Bear-human collisions in Florida are rare. But unfortunately, getting blindsided in life isn’t. The real question is, how are you going to react to it when it comes?

You could try prevention – you know, carefully control everything in your life so that nothing bad ever happens. The problem is, many things are way beyond your control. Planning is good, but bad things still happen.

You could complain . . . and then complain some more.

You could try to ease the pain with alcohol or drugs.

You could give up and do nothing.

You could blame family or friends for the problem, or worst of all, try to blame God.

These strategies do not solve the problem. They make it worse.

Consider what happened to David, the great Old Testament king of Israel. One night, he was blindsided by temptation. He fell into the sin of adultery, and even used murder to try to cover up his sin.

For several months, he lived in denial, stubbornly refusing to repent. This was a bad strategy, as he later admitted. “When I kept silent, my bones wasted away through my groaning all day long. For day and night your hand was heavy upon me; my strength was sapped as in the heat of summer.” (Psalm 32:3-4).

David’s main problem was sin. He had broken God’s law.

The main problem in your life is sin. Every person is guilty of sin and deserves God’s punishment. St. Paul wrote in Romans 3:12, “All have turned away, they have together become worthless; there is no one who does good, not even one.”

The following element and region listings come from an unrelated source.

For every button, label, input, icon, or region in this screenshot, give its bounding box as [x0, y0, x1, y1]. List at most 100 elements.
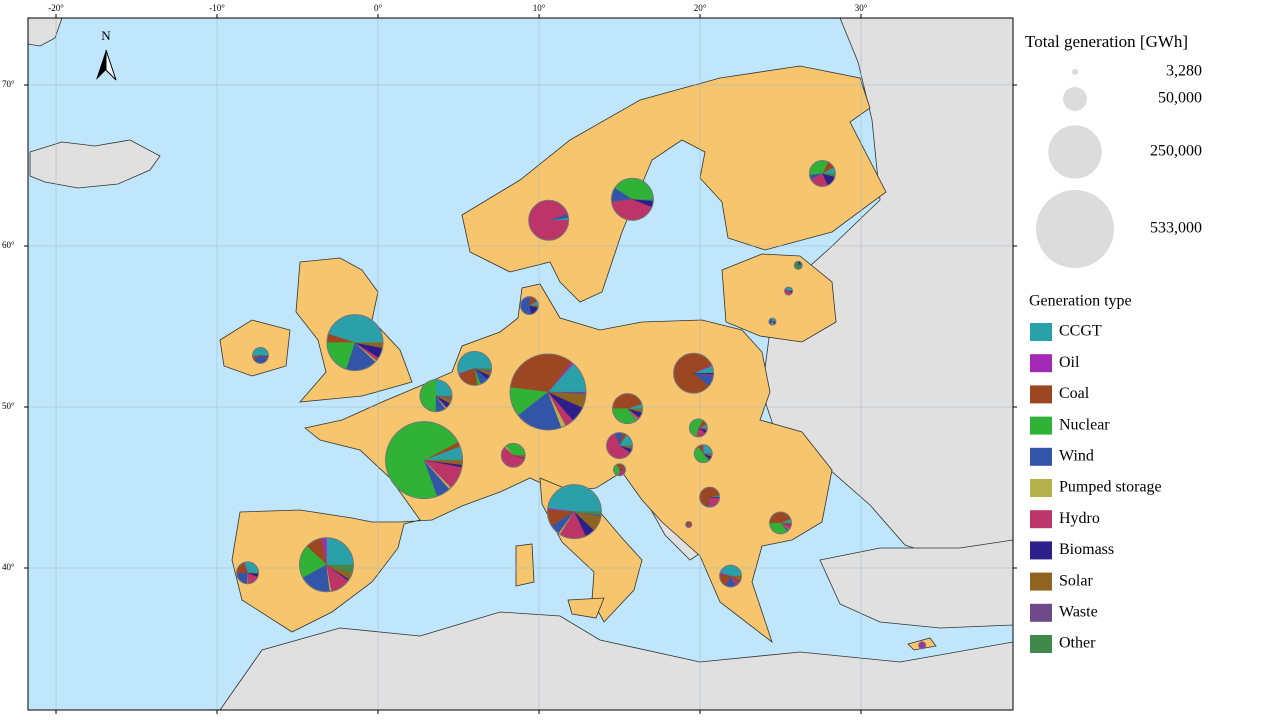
x-tick-label: 20° — [694, 3, 707, 13]
legend-label: Biomass — [1059, 541, 1114, 558]
size-legend-label: 3,280 — [1166, 63, 1202, 80]
north-arrow-right — [105, 49, 117, 81]
size-legend-title: Total generation [GWh] — [1025, 32, 1188, 51]
pie — [918, 641, 927, 650]
size-legend-circle — [1071, 68, 1079, 76]
land-africa — [219, 611, 1013, 710]
pie — [784, 286, 794, 296]
pie-outline — [693, 444, 713, 464]
north-label: N — [101, 28, 111, 43]
pie — [252, 347, 269, 364]
pie-outline — [546, 484, 602, 540]
land-baltics — [721, 253, 837, 343]
pie — [385, 421, 464, 500]
legend-label: Hydro — [1059, 510, 1100, 527]
x-tick-label: -10° — [209, 3, 225, 13]
pie-outline — [299, 537, 354, 593]
y-tick-label: 60° — [2, 240, 15, 250]
pie — [299, 537, 354, 593]
pie — [610, 177, 654, 221]
pie — [693, 444, 713, 464]
pie — [457, 350, 493, 386]
x-tick-label: 10° — [533, 3, 546, 13]
pie-outline — [918, 641, 927, 650]
size-legend-label: 50,000 — [1158, 90, 1202, 107]
y-tick-label: 50° — [2, 401, 15, 411]
pie-outline — [769, 511, 792, 535]
land-sicily — [567, 597, 605, 619]
size-legend-label: 533,000 — [1150, 220, 1202, 237]
legend-label: Solar — [1059, 572, 1093, 589]
pie — [768, 317, 777, 326]
legend-label: Oil — [1059, 354, 1080, 371]
legend-swatch — [1030, 447, 1052, 466]
pie-outline — [509, 353, 587, 431]
pie-outline — [252, 347, 269, 364]
pie — [236, 561, 260, 585]
pie-outline — [326, 314, 384, 372]
map-frame — [27, 17, 1014, 711]
legend-swatch — [1030, 541, 1052, 560]
legend-label: Coal — [1059, 385, 1090, 402]
pie — [685, 520, 693, 529]
pie — [612, 393, 644, 425]
pie-outline — [699, 486, 721, 508]
pie-outline — [673, 352, 715, 394]
pie-outline — [685, 520, 693, 529]
pie-outline — [613, 463, 627, 477]
y-tick-label: 40° — [2, 562, 15, 572]
legend-label: Nuclear — [1059, 416, 1110, 433]
size-legend-circle — [1036, 190, 1114, 268]
pie — [500, 442, 526, 468]
north-arrow-left — [96, 50, 106, 80]
y-tick-label: 70° — [2, 79, 15, 89]
north-arrow: N — [96, 28, 117, 81]
x-tick-label: -20° — [48, 3, 64, 13]
pie — [606, 432, 633, 460]
pie — [793, 260, 803, 270]
land-ireland — [219, 319, 291, 377]
pie — [769, 511, 792, 535]
pie — [699, 486, 721, 508]
legend-swatch — [1030, 603, 1052, 622]
pie — [808, 160, 836, 188]
pie — [419, 379, 453, 413]
size-legend-label: 250,000 — [1150, 143, 1202, 160]
pie — [326, 314, 384, 372]
legend-swatch — [1030, 635, 1052, 653]
pie-outline — [236, 561, 260, 585]
pie — [673, 352, 715, 394]
pie-outline — [808, 160, 836, 188]
land-iceland — [29, 139, 161, 189]
pie-outline — [457, 350, 493, 386]
type-legend-title: Generation type — [1029, 293, 1132, 310]
pie-outline — [419, 379, 453, 413]
size-legend-circle — [1063, 87, 1087, 111]
pie-outline — [688, 418, 708, 438]
pie-outline — [612, 393, 644, 425]
pie — [719, 564, 743, 588]
size-legend-circle — [1048, 125, 1102, 179]
legend-label: CCGT — [1059, 323, 1102, 340]
land-scandinavia — [461, 65, 887, 303]
pie — [613, 463, 627, 477]
land-sardinia — [515, 543, 535, 587]
legend-swatch — [1030, 354, 1052, 373]
legend-swatch — [1030, 416, 1052, 435]
x-tick-label: 0° — [374, 3, 383, 13]
pie-outline — [528, 199, 570, 241]
overlay: -20° -10° 0° 10° 20° 30° 70° 60° 50° 40° Total gen… — [2, 3, 1202, 714]
pie-outline — [768, 317, 777, 326]
legend-swatch — [1030, 572, 1052, 591]
legend-swatch — [1030, 479, 1052, 497]
legend-label: Wind — [1059, 447, 1094, 464]
pie-outline — [793, 260, 803, 270]
land-turkey — [819, 539, 1013, 629]
pie — [509, 353, 587, 431]
legend-label: Pumped storage — [1059, 479, 1162, 496]
legend-swatch — [1030, 510, 1052, 529]
pie — [519, 296, 539, 315]
pie — [688, 418, 708, 438]
pie-outline — [606, 432, 633, 460]
pie-outline — [519, 296, 539, 315]
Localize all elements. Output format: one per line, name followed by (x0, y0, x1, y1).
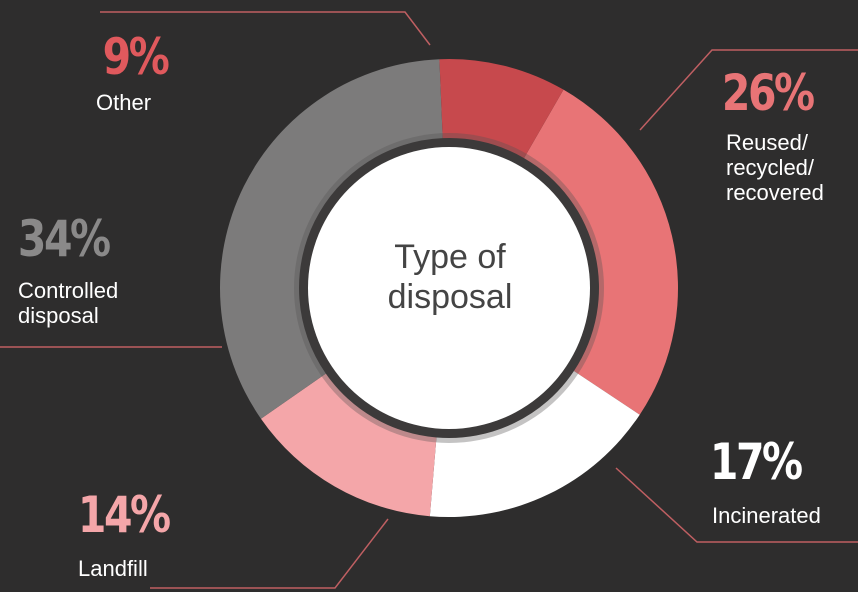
category-label-controlled-disposal: Controlled disposal (18, 278, 119, 328)
category-label-reused: Reused/ recycled/ recovered (726, 130, 824, 205)
percent-label-controlled-disposal: 34% (17, 210, 111, 268)
percent-label-landfill: 14% (77, 486, 171, 544)
leader-line-reused (639, 49, 858, 131)
leader-line-other (100, 11, 431, 46)
leader-lines (0, 11, 858, 589)
center-title: Type of disposal (387, 238, 513, 316)
percent-label-incinerated: 17% (709, 433, 803, 491)
slice-landfill (260, 373, 437, 517)
leader-line-landfill (150, 518, 389, 589)
slice-reused (524, 89, 678, 415)
slice-other (439, 58, 564, 159)
category-label-landfill: Landfill (78, 556, 148, 581)
slice-incinerated (429, 371, 640, 517)
center-disc (308, 147, 590, 429)
donut-slices (220, 58, 678, 517)
percent-label-reused: 26% (721, 64, 815, 122)
percent-label-other: 9% (102, 28, 170, 86)
slice-controlled-disposal (220, 59, 443, 419)
category-label-incinerated: Incinerated (712, 503, 821, 528)
leader-line-incinerated (615, 467, 858, 543)
category-label-other: Other (96, 90, 152, 115)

Denial does not solve the problem of sin.

Eventually the Lord sent the prophet Nathan to David to call him to repentance. David later wrote in Psalm 32:5, “Then I acknowledged my sin to you and did not cover up my iniquity. I said, ‘I will confess my transgressions to the Lord’– and you forgave the guilt of my sin.” (Read the whole story in 2 Samuel 11-12; Psalms 51 and 32.)

David was knocked down by sin and couldn’t get up by his own power. Neither can you.

One thousand years after David’s time, the eternal Son of God came into the world as a man. Jesus did what no one else could do — he lived a holy and sinless life on earth. He gave his life on the cross as the perfect sacrifice to take away the guilt of all sins.

Sin, your greatest problem, is solved. By faith in Jesus, you are forgiven and have the gift of eternal life.

Temptation, doubt, and troubles are still out there trying to blindside you. But so is the Lord Jesus. He will lead and guide you, just as he did David, who wrote, “The Lord is my shepherd, I shall not be in want. He makes me lie down in green pastures, he leads me beside quiet waters, he restores my soul. He guides me in paths of righteousness for his name’s sake” (Psalm 23:1-3).

You can rest secure in the hands of Jesus.